January 15, 2014

Pedal to the metal

The limp performance of metals and bulk commodities over the past couple of years has resembled a unicycle rather than the superbike of previous years. According to Simon Wright of The Economist, the 2014 outlook for demand is rosier and commodity prices should start climbing once again.

This article explains why the commodities “supercycle” driven by China isn’t at an end just yet. In fact, things are looking rosy for 2014.

Commodities are a cyclical business. And the limp performance of metals and the bulk commodities (iron ore and coal) over the past couple of years has resembled a unicycle rather than the superbike of the preceding years.

Growth has slowed in China, the destination of most of the world’s exports of iron ore, copper and other metals, as well as increasing quantities of oil and corn. Many analysts have declared that the China-driven commodities ‘supercycle’ has run out of road. That may be premature.
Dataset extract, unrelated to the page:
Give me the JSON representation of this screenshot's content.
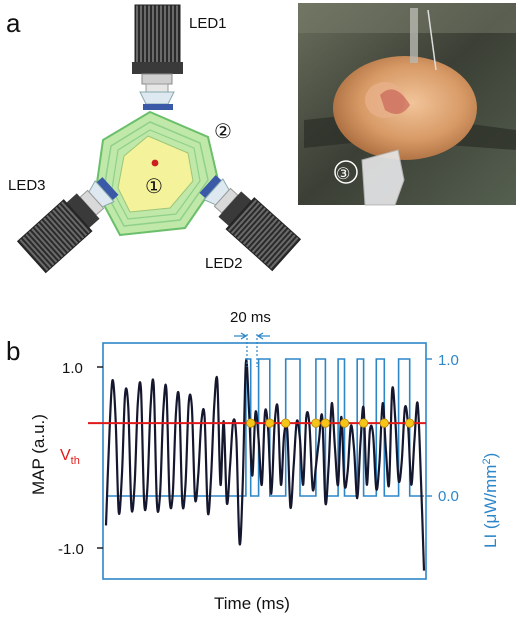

There are reasons to think that in 2014 and beyond the demand doomsayers will have to rethink their downbeat assessment of the resources the world will require. And forecasters predicting that the supply side will be inundated by new projects, spurred by the high prices of recent years, could also find that the glut is not quite as vast as expected. In 2014 commodity prices should start climbing once again.

Prices were volatile in 2013 but ended the year little changed, with falls in metals and agriculture offset by higher prices in energy. And prices are still high compared with the last two decades of the 20th century: in real terms commodities change hands for double what they fetched in the 1990s.

As HSBC points out, those who suggest that commodity prices will revert to the mean need to identify where that mean is. Prices were exceptionally low in the 1990s. Excluding oil, they are now at the level of the mid-1970s and are below where they were for much of the first half of the 20th century. Judged by the broader sweep of history, prices are not abnormally elevated.

The pre-millennium lull occurred because the rich world had passed its resource-intense period of growth – many of the bridges, motorways and cities had been built. Investment dwindled. Commodities producers were not prepared for the huge and unprecedented impact on resource demand of China’s rural poor moving to its cities.

But what will happen to demand now that China has applied the brakes? Demography has a big influence on commodity consumption. Though global population growth is slowing, the total number of people added each year is still growing.

Similarly, China’s economy will be 65 percent bigger in 2014 than it was in 2008 and overall demand will grow much more than in past years in tonnage terms even as the rate of growth slows. Macquarie, a bank, reckons that the growth of global demand for steel will slip to 3.1 percent a year between 2012 and 2018, compared with 3.3 percent in the previous six-year period, but that in absolute terms it will go from 45 million tonnes a year to 50 million tonnes a year. The same trend will apply to copper, aluminium, nickel, lead, zinc and tin.

In terms of its impact on demand, Chinese growth of 7.5 percent today is the equivalent of 12 percent growth in 2008. Moreover, the process of urbanisation, and the commodity-hungry infrastructure and housing required, is far from over. On top of this there is the growth of other Asian countries, such as Indonesia, Vietnam and Thailand, and the recovery of the American economy (still a big consumer of resources).

Even India, a small importer of commodities, might overcome its chronic inability to reform its economy and start a mass migration of its rural poor to cities sometime in the next decade. All this adds up to a rosy outlook for demand.

The spoke in the wheel of the cycle is that the rise of commodity prices over the past decade has led to a splurge of investment by mining and energy companies. The time lag for the huge, capital-hungry mining projects started in the boom means that new supply is arriving and more is on the cards. Yet the upswing in investment is over and from 2014 the world’s mining giants will cut investment dramatically.

All this suggests that prices are at or close to the bottom of the cycle. The pace may not match the multi-cylindered road-rocket of yesteryear, but the next upward climb looks set to start in 2014.